Par acte sous seing privé en date du 8 octobre 2021, Madame [Y] [K] a donné en location à Monsieur [G] [I] un logement à usage d’habitation sis [Adresse 1] à [Localité 6] moyennant le versement d’un loyer mensuel actualisé de 370,37 euros, charges comprises.
Par acte de commissaire de justice en date du 29 mars 2024, Madame [Y] [K] a fait délivrer Monsieur [G] [I] un congé pour vente du logement.
Par ordonnance en date du 12 décembre 2024, le juge des tutelles du tribunal judiciaire de LORIENT a déchargé ELIANCE de ses fonctions et à désigné l’UDAF 56 en lieu et place/
Par actes de commissaire de justice en date des 18 et 20 décembre 2024, Madame [Y] [K] a fait assigner Monsieur [G] [I] et ELLIANCE, en sa qualité de curateur de Monsieur [G] [I] devant le juge des contentieux de la protection du tribunal judiciaire de LORIENT pour l’audience du 16 janvier 2025 aux fins d’obtenir de ladite juridiction de:
— constater la validité du congé et en conséquence l’occupation sans droit ni titre par Monsieur [G] [I] du logement loué,
— ordonner l’expulsion de Monsieur [G] [I] et de tous occupants de son chef au besoin avec l’assistance de la force publique du logement,
— condamner Monsieur [G] [I] à lui payer une indemnité d’occupation égale au montant du loyer réindexé et des charges et des revalorisations postérieures, et jusqu’à la libération effective des lieux,
— condamner Monsieur [G] [I] à lui payer la somme de 700 euros au titre de l’article 700 du code de procédure civile,
— condamner Monsieur [G] [I] au paiement des entiers dépens qui comprendront le coût de la présente assignation, sur le fondement de l’article 696 du code de procédure civile,
— assortir la décision à intervenir de l’exécution provisoire sur le fondement de l’article 514 du code de procédure civile.
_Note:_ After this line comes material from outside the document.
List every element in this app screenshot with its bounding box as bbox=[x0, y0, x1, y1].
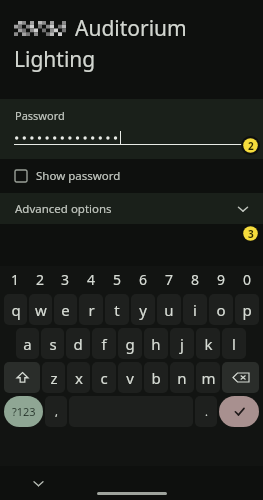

Pour les motifs exposés lors de l’audience du 13 mars 2025, Madame [Y] [K], comparante en personne, a indiqué maintenir l’ensemble de ses demandes. Elle a expliqué attendre de récupérer son bien immobilier pour pouvoir le vendre et s’opposer en conséquence à toute demande de délais.
Pour les motifs exposés lors de l’audience, Monsieur [G] [I] , et l’UDAF DU MORBIHAN , représentés par leur conseil, qui a sollicité le bénéfice de ses entières écritures, a demandé à la juridiction de:
— lui accorder un délai de 8 mois pour quitter les lieux sis [Adresse 1] à [Localité 5],
— fixer l’indemnité d’occupation due par Monsieur [G] [I] depuis le 7 novembre 2024 et jusqu’à la libération effective des lieux à la somme de 325,37 euros à laquelle il faut ajouter la provision sur charge de 45 euros, soit 370,37 euros par mois, montant dont il convient de déduire l’APL,
— débouter Madame [Y] [K] de ses demandes plus amples ou contraires,
— statuer ce que de droit sur les dépens.
MOTIFS DE LA DÉCISION:
Sur la validité du congé délivré:
Selon l’article 15 de la loi du 6 juillet 1989 tendant à l’amélioration des rapports locatifs, lorsque le bailleur donne congé à son locataire, ce congé doit être justifié soit par sa décision de reprendre ou de vendre le logement, soit par un motif légitime et sérieux, notamment l’inexécution par le locataire de l’une des obligations lui incombant. A peine de nullité, le congé donné par le bailleur doit indiquer le motif allégué et, en cas de reprise, les nom et adresse du bénéficiaire de la reprise ainsi que la nature du lien existant entre le bailleur et le bénéficiaire de la reprise qui ne peut être que le bailleur, son conjoint, le partenaire auquel il est lié par un pacte civil de solidarité enregistré à la date du congé, son concubin notoire depuis au moins un an à la date du congé, ses ascendants, ses descendants ou ceux de son conjoint, de son partenaire ou de son concubin notoire. Lorsqu’il donne congé à son locataire pour reprendre le logement, le bailleur justifie du caractère réel et sérieux de sa décision de reprise. Le délai de préavis applicable au congé est de six mois lorsqu’il émane du bailleur.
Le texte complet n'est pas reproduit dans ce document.